Atualmente, o tempo que se dá a uma pessoa que está em luto não é suficiente. (...) Uma pessoa pode chorar, outra pode estar aparentemente muito bem, mas ninguém sabe o que realmente se passa lá dentro

Já sobre o processo de luto, recentemente a Organização Mundial de Saúde declarou o luto prolongado como uma doença crónica. Acha que este anúncio era importante?

Não sei, não tenho teoria sobre isso, mas sei que o luto também é um tabu. Sei que é cada vez mais importante falar dele e que a sociedade pressiona as pessoas para despacharem este sentimento, para esquecerem as pessoas que perderam e isso não pode ser assim. O luto é um tempo muito difícil e precisamos de uma sociedade mais compassiva também neste sentido. Uma sociedade que saiba, pelo menos, o que não dizer. Se nós soubermos o que não dizer às pessoas que estão num processo de luto já é uma grande coisa. Ah! E não fugir, acompanhar. Se calhar levar uma sopa e estar em silêncio, pois esse é um tempo extremamente difícil.

Atualmente, o tempo que se dá a uma pessoa que está em luto não é suficiente. Este tipo de sofrimento não é determinado. É uma coisa realmente muito singular. Devemos validar o sofrimento da pessoa. Dizer-lhe: 'O teu sentimento importa, o teu sofrimento é válido'. E não há forma correta para exprimir essa dor. Uma pessoa pode chorar, outra pode estar aparentemente muito bem, mas ninguém sabe o que realmente se passa lá dentro. Para sermos verdadeiramente compassivos temos de acompanhar a pessoa, não é abandoná-la nem desvalorizar os seus sentimentos.

Por fim, que tipo de apoios é que a Compassio recebe?

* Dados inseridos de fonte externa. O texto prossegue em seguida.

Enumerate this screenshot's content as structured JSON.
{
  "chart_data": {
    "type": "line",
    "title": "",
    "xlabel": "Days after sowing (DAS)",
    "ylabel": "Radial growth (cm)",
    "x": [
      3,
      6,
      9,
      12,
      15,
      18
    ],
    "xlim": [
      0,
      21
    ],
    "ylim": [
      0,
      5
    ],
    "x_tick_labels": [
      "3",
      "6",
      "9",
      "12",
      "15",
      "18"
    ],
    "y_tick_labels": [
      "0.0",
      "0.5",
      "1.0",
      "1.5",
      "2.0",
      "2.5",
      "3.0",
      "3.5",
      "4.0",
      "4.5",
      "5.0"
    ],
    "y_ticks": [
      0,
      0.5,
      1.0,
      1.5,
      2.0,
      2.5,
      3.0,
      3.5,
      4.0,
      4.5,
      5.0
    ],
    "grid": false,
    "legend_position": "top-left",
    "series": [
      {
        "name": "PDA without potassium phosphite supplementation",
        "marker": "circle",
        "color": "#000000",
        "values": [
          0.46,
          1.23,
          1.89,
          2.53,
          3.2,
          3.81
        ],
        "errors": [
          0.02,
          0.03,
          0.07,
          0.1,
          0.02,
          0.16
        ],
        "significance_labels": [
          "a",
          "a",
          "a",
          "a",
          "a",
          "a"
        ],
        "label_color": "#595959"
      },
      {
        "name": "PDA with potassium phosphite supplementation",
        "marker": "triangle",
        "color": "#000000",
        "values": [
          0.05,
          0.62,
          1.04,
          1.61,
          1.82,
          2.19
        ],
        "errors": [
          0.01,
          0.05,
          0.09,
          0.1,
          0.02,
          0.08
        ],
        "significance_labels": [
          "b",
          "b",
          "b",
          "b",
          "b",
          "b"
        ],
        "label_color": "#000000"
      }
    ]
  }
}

Como é que a associação sobrevive?

Desde março que nós temos uma coisa que é: 'Quer fazer um donativo à Compassio?', pois, na verdade, nós vivemos de financiamentos. Agora, temos financiamento para um ano, mas a seguir não temos nada. Tivemos parados durante algum tempo devido a isso mesmo e é uma pena se pararmos novamente.

Estamos sempre a concorrer a novos concursos, como o 'La Caix'a, e a outros orçamentos colaborativos. No fundo, concorremos a todos os concursos que achamos que são adequados para nós. Se quiserem fazer um donativo à Compassio, está no nosso site como fazê-lo. Basicamente, é só mandar um e-mail e pedirem o NIB. Quando se inscrevem num workshop está lá também o NIB, ou MBWay. Seria muito bom para continuarmos o nosso trabalho. A melhor forma de ajudar-nos é vir aos nossos workshops, ser nossos sócios.